# Truncation

I recently discovered the idea of truncation. It is a fascinating concept. You rip apart a vertex to create a new facet and in turn more complex geometry. This pen by Ana Tudor shows the truncation of a tetrahedron:

You start with a simple tetrahedron. As you execute the truncation you can create some fairly complex shapes. So, what exactly is happening here? Let us break this down step by step:

- Each vertex is connected to some edges. In the case of a tetrahedron each vertex is connected to 3 edges.
- We pick one vertex called
**A**. - We start by splitting
**A**three times since it is connected to 3 edges. - The split vertices are called:
**A1**,**A2**&**A3**. - They are connected to edges:
**L1**,**L2**&**L3**. - To execute the truncation we simply move
**A1**along**L1**. Towards the mid-point of**L1**. - We do the same for
**A2**and**A3**.

A fairly simple algorithm that can be generalise for the entire shape/solid. You can even generalize it for a set of shapes, such as 2D polygons. Which is exactly what I did for my demo.

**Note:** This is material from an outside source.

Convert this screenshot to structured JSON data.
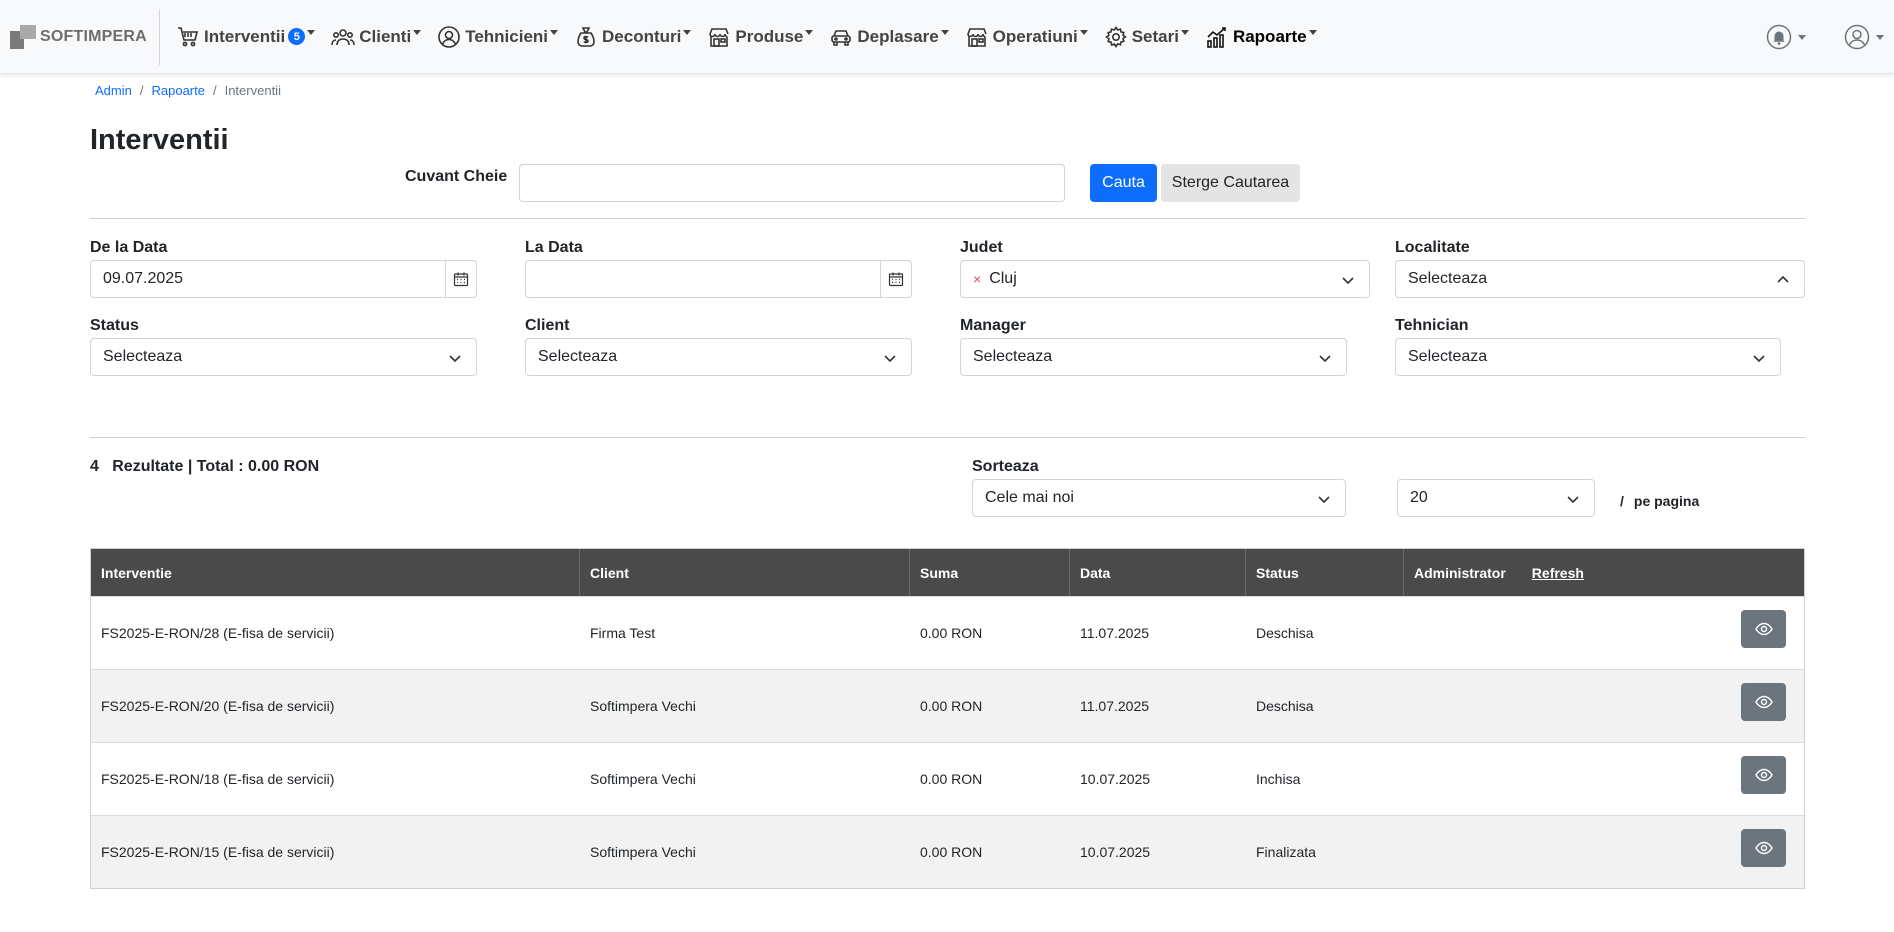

I used React and SVG for this project too. A quick overview of the code:

- Construct the polygon using polar coordinates — an array of points.
- Calculate the mid-points of each side.
- To split the vertices we create a new array with duplicates of each vertex (each vertex is only connected to 2 sides in this case).
- Then we have to link each split vertex to a mid-point. For this we create another array where each item has two properties:
- the split vertex
- mid-point of the line it belongs to

- Finally, use liner interpolation to execute the truncation.

The end result is react component that requires two properties: vertex count & truncation amount.